To The Nottage! …on a damp Estuary Wilds Friday evening. Thirty five odd years ago and we would be starting the weekly WEEKENDER ritual of getting tarted up and buzzing off our tits just up the road at the University.

Middle-age means a more sedate Friday evening sitting in a historic nautical room with a bunch of stiffs, watching a series of old films depicting Weird Wiv on camera from days gone by.

LIVE the dream, Jase. At least we managed to reduce the average age of the coffin dodgers by a couple of decades.

We took up our position on the back row of The Nottage. It wasn’t exactly DATE NIGHT. Plus I had forgotten my specs, and so had to quint to see anything.

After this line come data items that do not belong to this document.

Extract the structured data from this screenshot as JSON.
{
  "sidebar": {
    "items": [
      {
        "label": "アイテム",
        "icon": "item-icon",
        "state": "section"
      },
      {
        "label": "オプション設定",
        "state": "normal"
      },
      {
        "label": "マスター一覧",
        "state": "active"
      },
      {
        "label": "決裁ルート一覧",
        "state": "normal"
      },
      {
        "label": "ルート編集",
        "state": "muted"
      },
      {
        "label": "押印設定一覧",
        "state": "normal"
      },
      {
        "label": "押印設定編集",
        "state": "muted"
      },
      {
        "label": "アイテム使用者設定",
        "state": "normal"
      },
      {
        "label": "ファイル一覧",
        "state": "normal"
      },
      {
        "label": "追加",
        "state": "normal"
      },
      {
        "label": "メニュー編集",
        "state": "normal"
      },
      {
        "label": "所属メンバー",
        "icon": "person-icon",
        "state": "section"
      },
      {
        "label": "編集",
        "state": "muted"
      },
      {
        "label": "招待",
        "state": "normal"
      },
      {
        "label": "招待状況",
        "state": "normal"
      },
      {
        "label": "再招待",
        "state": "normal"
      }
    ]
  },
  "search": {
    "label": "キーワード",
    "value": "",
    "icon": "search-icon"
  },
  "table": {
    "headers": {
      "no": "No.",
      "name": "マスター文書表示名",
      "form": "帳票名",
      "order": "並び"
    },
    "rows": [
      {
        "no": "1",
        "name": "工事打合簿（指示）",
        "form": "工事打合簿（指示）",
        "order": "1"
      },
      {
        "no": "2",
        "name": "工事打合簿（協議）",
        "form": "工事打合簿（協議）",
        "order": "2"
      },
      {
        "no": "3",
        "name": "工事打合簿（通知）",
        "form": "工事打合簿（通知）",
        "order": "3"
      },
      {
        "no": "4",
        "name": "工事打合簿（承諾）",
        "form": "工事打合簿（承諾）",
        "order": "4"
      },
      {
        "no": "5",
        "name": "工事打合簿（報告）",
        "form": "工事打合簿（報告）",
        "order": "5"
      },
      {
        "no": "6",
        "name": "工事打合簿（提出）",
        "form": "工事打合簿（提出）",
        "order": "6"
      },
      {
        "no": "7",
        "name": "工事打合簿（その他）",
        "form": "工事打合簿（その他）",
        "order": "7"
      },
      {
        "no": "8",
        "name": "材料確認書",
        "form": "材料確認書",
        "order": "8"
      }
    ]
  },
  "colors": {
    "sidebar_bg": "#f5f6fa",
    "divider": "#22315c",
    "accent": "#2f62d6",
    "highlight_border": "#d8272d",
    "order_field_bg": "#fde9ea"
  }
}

Lined up for the evening’s entertainment was a rag tag collection of old films featuring Wivenhoe. there was no soundtrack, just home movie footage. This led to a constant stream of commentary from the audience.

“Oh look, there’s old Jim!”

I challenged A to shout out:

“There’s Dave!”

There was no Dave.

That would have livened the stiffs up.

The first film was a rather lengthy home movie affair, featuring the voyage of Cap Pilar. This is a ship that is still spoken of around these parts with reverence.

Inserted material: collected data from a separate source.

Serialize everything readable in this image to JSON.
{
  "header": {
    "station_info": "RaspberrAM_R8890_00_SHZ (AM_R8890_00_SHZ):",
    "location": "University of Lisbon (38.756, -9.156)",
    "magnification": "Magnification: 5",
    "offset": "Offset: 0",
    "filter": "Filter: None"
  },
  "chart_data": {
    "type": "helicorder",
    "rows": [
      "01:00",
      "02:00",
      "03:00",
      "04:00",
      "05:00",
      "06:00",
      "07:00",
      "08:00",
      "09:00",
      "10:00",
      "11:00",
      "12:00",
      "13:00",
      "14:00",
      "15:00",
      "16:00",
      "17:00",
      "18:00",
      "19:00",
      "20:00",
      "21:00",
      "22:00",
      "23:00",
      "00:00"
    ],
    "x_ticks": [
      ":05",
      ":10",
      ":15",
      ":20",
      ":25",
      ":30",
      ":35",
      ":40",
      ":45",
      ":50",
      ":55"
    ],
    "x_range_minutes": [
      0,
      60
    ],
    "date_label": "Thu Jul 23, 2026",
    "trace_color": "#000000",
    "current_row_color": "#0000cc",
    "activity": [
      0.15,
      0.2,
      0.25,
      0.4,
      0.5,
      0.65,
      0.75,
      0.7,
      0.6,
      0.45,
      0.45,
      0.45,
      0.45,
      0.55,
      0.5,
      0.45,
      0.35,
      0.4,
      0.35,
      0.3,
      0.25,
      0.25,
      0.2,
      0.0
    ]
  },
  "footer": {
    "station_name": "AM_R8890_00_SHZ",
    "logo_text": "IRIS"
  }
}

The back story is a young fella back in the 1930’s SPUNKING his wealth on Cap Pilar, and then inviting a crew of around sixty or so local types to explore the world with him. The outbreak of War cut the journey short after a couple of years.

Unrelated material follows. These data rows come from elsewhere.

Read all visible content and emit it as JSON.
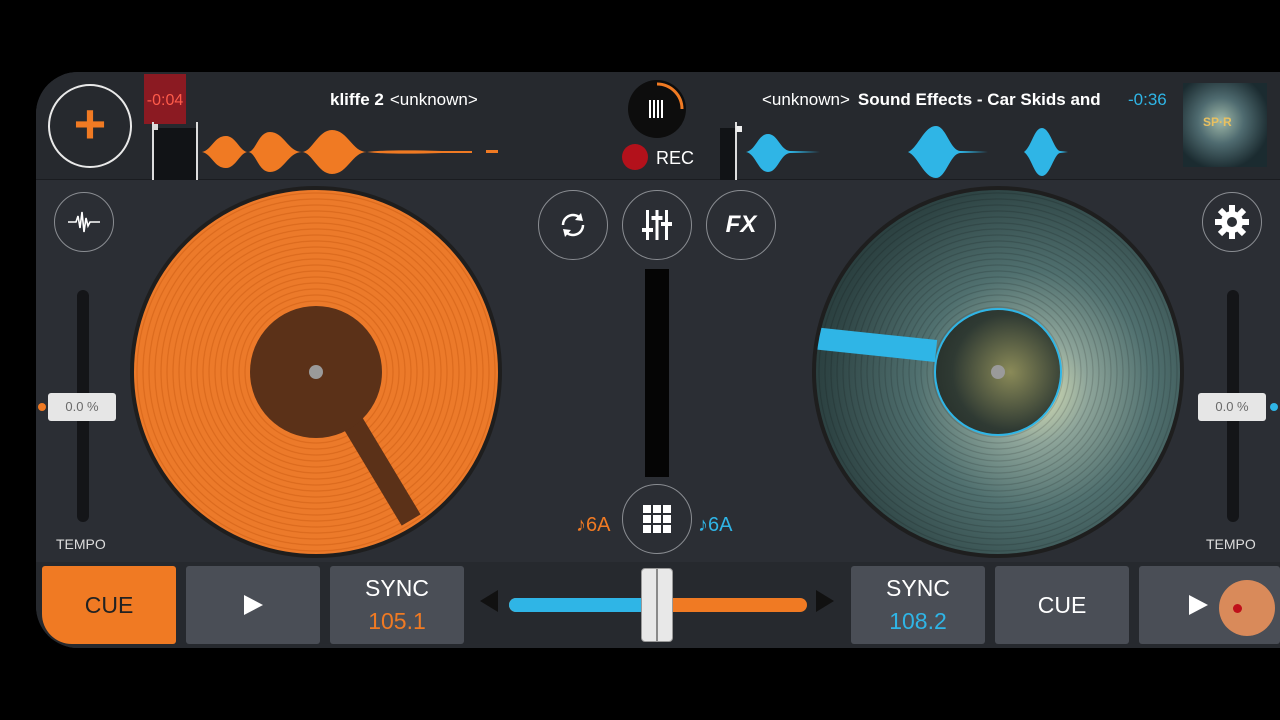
{
  "deck_left": {
    "time_remaining": "-0:04",
    "track_title": "kliffe 2",
    "track_artist": "<unknown>",
    "tempo_value": "0.0 %",
    "tempo_label": "TEMPO",
    "key": "♪6A",
    "accent_color": "#f07a23"
  },
  "deck_right": {
    "artist": "<unknown>",
    "track_title": "Sound Effects - Car Skids and",
    "time_remaining": "-0:36",
    "tempo_value": "0.0 %",
    "tempo_label": "TEMPO",
    "key": "♪6A",
    "accent_color": "#2fb5e6",
    "cover_text": "SP·R"
  },
  "top": {
    "add_icon": "+",
    "rec_label": "REC"
  },
  "mixer": {
    "fx_label": "FX",
    "crossfader_position": 0.5
  },
  "bottom": {
    "left_cue": "CUE",
    "left_sync": "SYNC",
    "left_bpm": "105.1",
    "right_sync": "SYNC",
    "right_bpm": "108.2",
    "right_cue": "CUE"
  }
}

Footage from the voyage was incredibly homoerotic. I don’t think that was the intentions, any maybe it was just me that saw this. The crew were pretty much all stripped off, muscle bound and scrubbing the decks, as well as each other.

Blimey. And that was all without my specs on.

It dragged a little, tbh. Some fast forwarding of the hour long footage followed. It was hardly a Friday night spent doom scrolling on Tik Tok.

A short break followed, and then we had a mid 80’s promo film trying to sell the idea of the Tidal Barrier to the locals. There was some fantastic accidental Partridge quotes in there.

The commentary covered the original idea of the Barrier being closed up to four times a year. Fifty or so closures is now not uncommon. Time and tide, and global warming, innit.

The final film was a comedy home video gone wrong. I don’t think we were suppose to be laughing, but the back row action had us pissing our pants, trying to cover up all the jocularity.

The subject matter involved one of the final launches of a grand old industrial ship just before the shipyard closed. You can imaging the scene: the whole town had turned out for the smashing of the Champagne bottle. School kids had the afternoon off.

High tide arrived, the dignitaries rocked up. Our DIY cameraman was on the opposite side of the Muddy Banks to capture the action.

THREE! TWO! ONE!

The ship slid down the slipway, and then promptly pointed in the wrong direction.

OH SHIT.

Some mad scrambling followed to get the bulk of a vessel back on the slipway with the water fast draining back out downstream.

It was classic Weird Wiv. We found it funny as fuck. No one else did.

There was talk of heading back up to campus for an all nighter with a little more light refreshment. Instead we were back in bed by 10am.